For default options to GHC, I think we should perhaps stick to the Haskell 2010 standard - that is, by default, LHC will run GHC with language options to enable compilation of compliant Haskell 2010 code without any OPTIONS_GHC or LANGUAGE pragmas. Optimization levels for GHC can be implied by LHC's supplied optimization level or explicitly via --ghc-options.

Comments are always welcome.

Monday, May 24, 2010

Limited release.

This release of lhc-0.10 marks the move to GHC-6.12 and hopefully a more stable build infrastructure. As it stands, lhc-0.10 still lacks support for several important features, such as floating point values and large parts of the FFI.

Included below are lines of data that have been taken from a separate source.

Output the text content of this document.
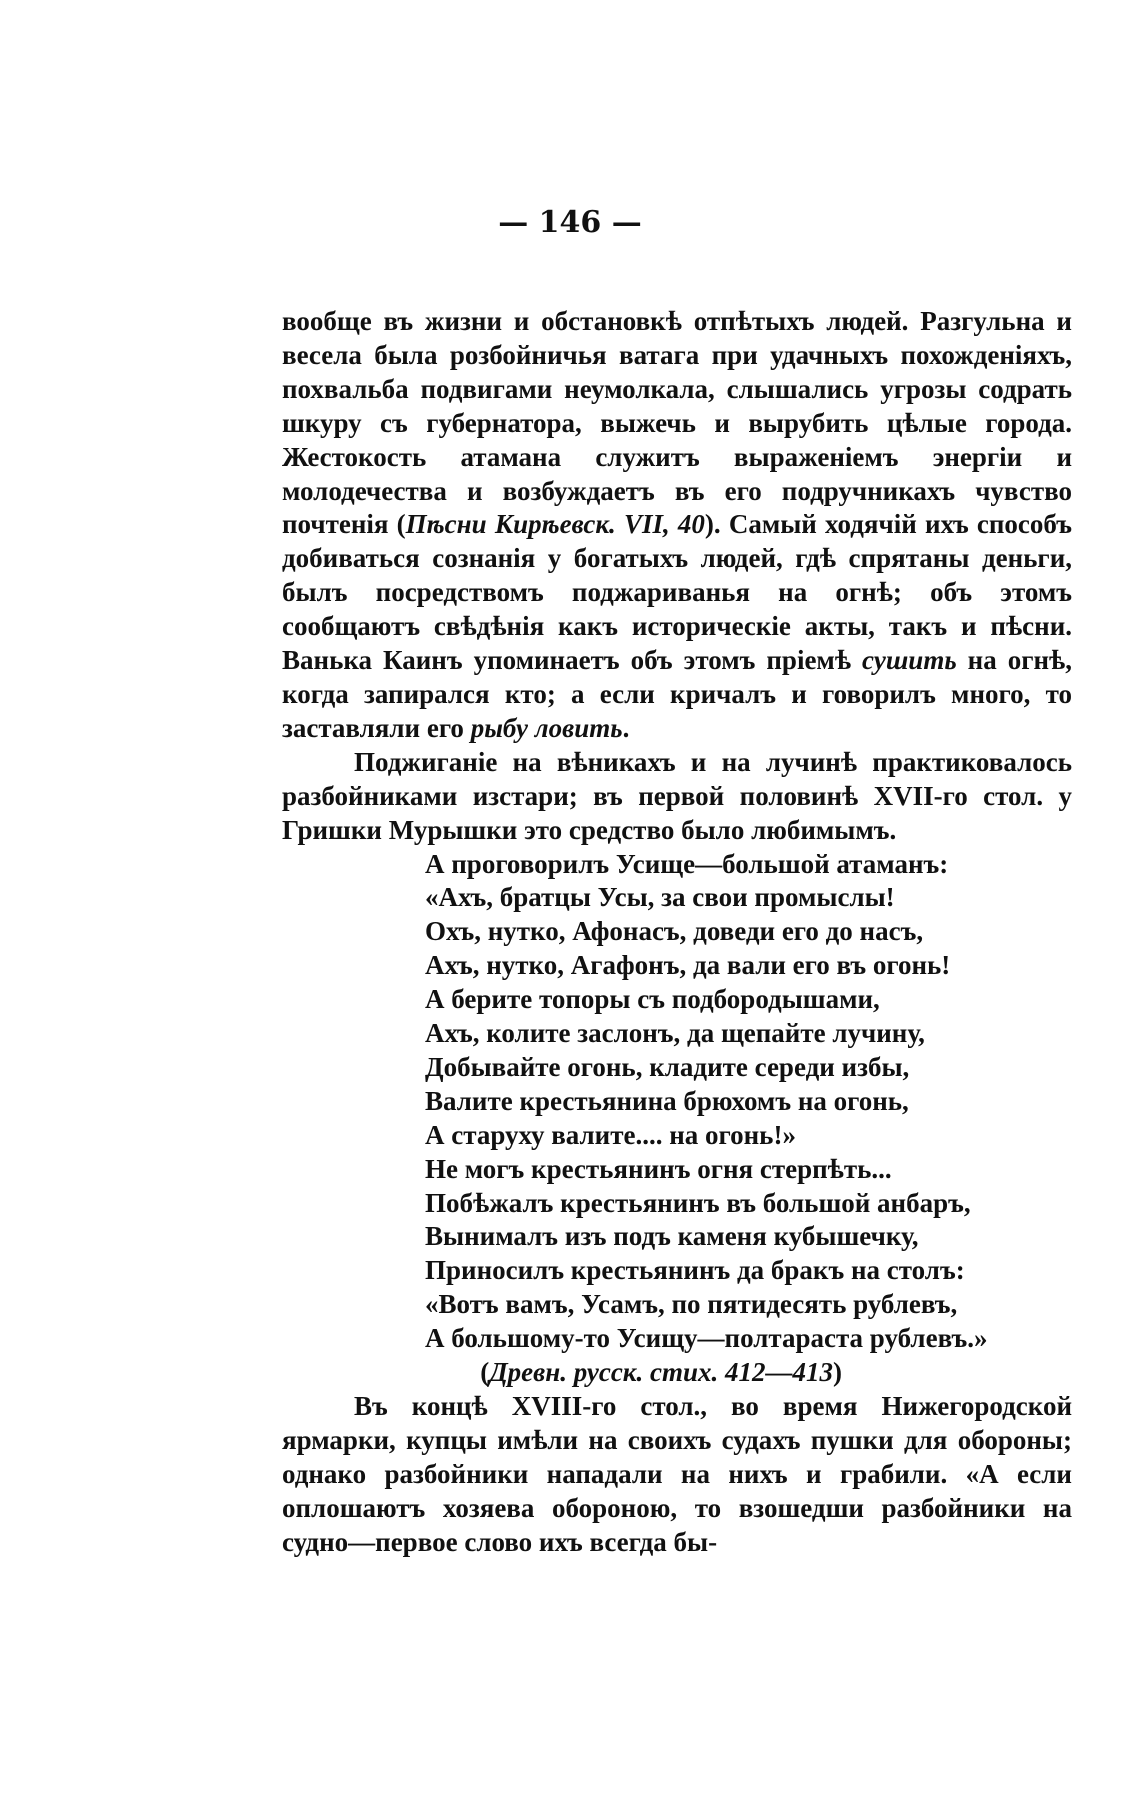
— 146 —

вообще въ жизни и обстановкѣ отпѣтыхъ людей. Разгульна и весела была розбойничья ватага при удачныхъ похожденіяхъ, похвальба подвигами неумолкала, слышались угрозы содрать шкуру съ губернатора, выжечь и вырубить цѣлые города. Жестокость атамана служитъ выраженіемъ энергіи и молодечества и возбуждаетъ въ его подручникахъ чувство почтенія (Пѣсни Кирѣевск. VII, 40). Самый ходячій ихъ способъ добиваться сознанія у богатыхъ людей, гдѣ спрятаны деньги, былъ посредствомъ поджариванья на огнѣ; объ этомъ сообщаютъ свѣдѣнія какъ историческіе акты, такъ и пѣсни. Ванька Каинъ упоминаетъ объ этомъ пріемѣ сушить на огнѣ, когда запирался кто; а если кричалъ и говорилъ много, то заставляли его рыбу ловить.

Поджиганіе на вѣникахъ и на лучинѣ практиковалось разбойниками изстари; въ первой половинѣ XVII-го стол. у Гришки Мурышки это средство было любимымъ.

А проговорилъ Усище—большой атаманъ:
«Ахъ, братцы Усы, за свои промыслы!
Охъ, нутко, Афонасъ, доведи его до насъ,
Ахъ, нутко, Агафонъ, да вали его въ огонь!
А берите топоры съ подбородышами,
Ахъ, колите заслонъ, да щепайте лучину,
Добывайте огонь, кладите середи избы,
Валите крестьянина брюхомъ на огонь,
А старуху валите.... на огонь!»
Не могъ крестьянинъ огня стерпѣть...
Побѣжалъ крестьянинъ въ большой анбаръ,
Вынималъ изъ подъ каменя кубышечку,
Приносилъ крестьянинъ да бракъ на столъ:
«Вотъ вамъ, Усамъ, по пятидесять рублевъ,
А большому-то Усищу—полтараста рублевъ.»
(Древн. русск. стих. 412—413)

Въ концѣ XVIII-го стол., во время Нижегородской ярмарки, купцы имѣли на своихъ судахъ пушки для обороны; однако разбойники нападали на нихъ и грабили. «А если оплошаютъ хозяева обороною, то взошедши разбойники на судно—первое слово ихъ всегда бы-
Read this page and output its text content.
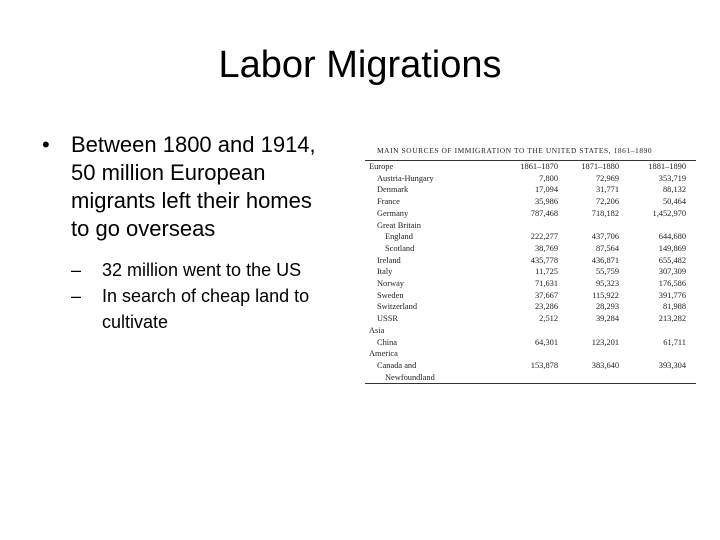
Labor Migrations
• Between 1800 and 1914, 50 million European migrants left their homes to go overseas
–	32 million went to the US
–	In search of cheap land to cultivate
MAIN SOURCES OF IMMIGRATION TO THE UNITED STATES, 1861–1890
Europe	1861–1870	1871–1880	1881–1890
Austria-Hungary	7,800	72,969	353,719
Denmark	17,094	31,771	88,132
France	35,986	72,206	50,464
Germany	787,468	718,182	1,452,970
Great Britain			
England	222,277	437,706	644,680
Scotland	38,769	87,564	149,869
Ireland	435,778	436,871	655,482
Italy	11,725	55,759	307,309
Norway	71,631	95,323	176,586
Sweden	37,667	115,922	391,776
Switzerland	23,286	28,293	81,988
USSR	2,512	39,284	213,282
Asia			
China	64,301	123,201	61,711
America			
Canada and	153,878	383,640	393,304
Newfoundland			
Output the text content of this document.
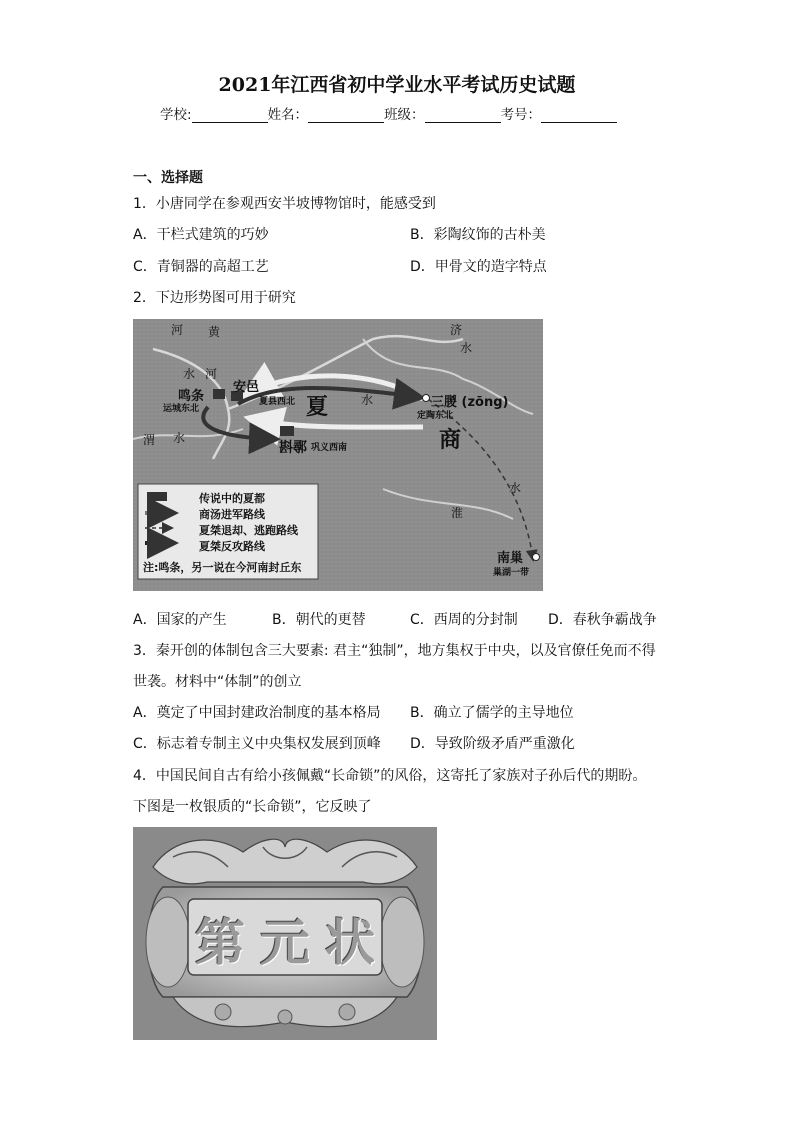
2021年江西省初中学业水平考试历史试题
学校:	姓名：	班级：	考号：
一、选择题
1．小唐同学在参观西安半坡博物馆时，能感受到
A．干栏式建筑的巧妙	B．彩陶纹饰的古朴美
C．青铜器的高超工艺	D．甲骨文的造字特点
2．下边形势图可用于研究
河 黄	济
水
河
水
水
渭 水
淮
水
鸣条
运城东北
安邑
夏县西北 夏	三朡 (zōng)
定陶东北
斟鄩 巩义西南	商
南巢
巢湖一带
传说中的夏都
商汤进军路线
夏桀退却、逃跑路线
夏桀反攻路线
注:鸣条，另一说在今河南封丘东
A．国家的产生	B．朝代的更替	C．西周的分封制 D．春秋争霸战争
3．秦开创的体制包含三大要素: 君主“独制”，地方集权于中央，以及官僚任免而不得
世袭。材料中“体制”的创立
A．奠定了中国封建政治制度的基本格局 B．确立了儒学的主导地位
C．标志着专制主义中央集权发展到顶峰 D．导致阶级矛盾严重激化
4．中国民间自古有给小孩佩戴“长命锁”的风俗，这寄托了家族对子孙后代的期盼。
下图是一枚银质的“长命锁”，它反映了
第 元 状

To install LHC you need the development versions of Cabal and cabal-install. They can be fetched from these darcs repositories:

darcs get --lazy http://darcs.haskell.org/cabal
darcs get --lazy http://darcs.haskell.org/cabal-install

Once you've installed both Cabal and cabal-install, lhc-0.10 can be installed with the following command:

cabal install lhc-0.10


Here's how to use LHC once it has been successfully installed:

lhc -c SourceFile.hs # This compiles SourceFile.hs to SourceFile.hcr
lhc compile SourceFile.hcr # This compiles SourceFile.hcr to the executable SourceFile.
./SourceFile


Happy Hacking.

Tuesday, May 18, 2010

Laziness and polymorphism.

This may be obvious to some but I truly didn't grok the relationship between laziness and polymorphism before I started work on LHC.

The Haskell language has two very distinguishing features: Laziness and parametric polymorphism. At a glance, these two features may not seem to have that much in common. However, laziness can be seen as a form of implicit polymorphism (and it tends to be implemented as such). Consider the function with the following type signature:

f :: Integer -> Integer

One could say this function is polymorphic in the first argument: The argument can either be an actual Integer or it can be something that evaluates to an Integer. When we look at laziness as a form of polymorphism, it becomes clear that eliminating polymorphism will also eliminate laziness.
This is largely irrelevant for the average Jane Doe hacker. But if you're working on optimizations aimed at improving the time or space characteristics by eliminating "unwanted" polymorphism, it becomes important to keep laziness in mind. The hint here is for adaptive containers.

Well, to make a short story even shorter: Laziness and polymorphism are different sides of the same coin. If you optimize away polymorphism, you will (perhaps inadvertently) also squash laziness.

All this is obvious in retrospect but I didn't get it until it was right in front of me.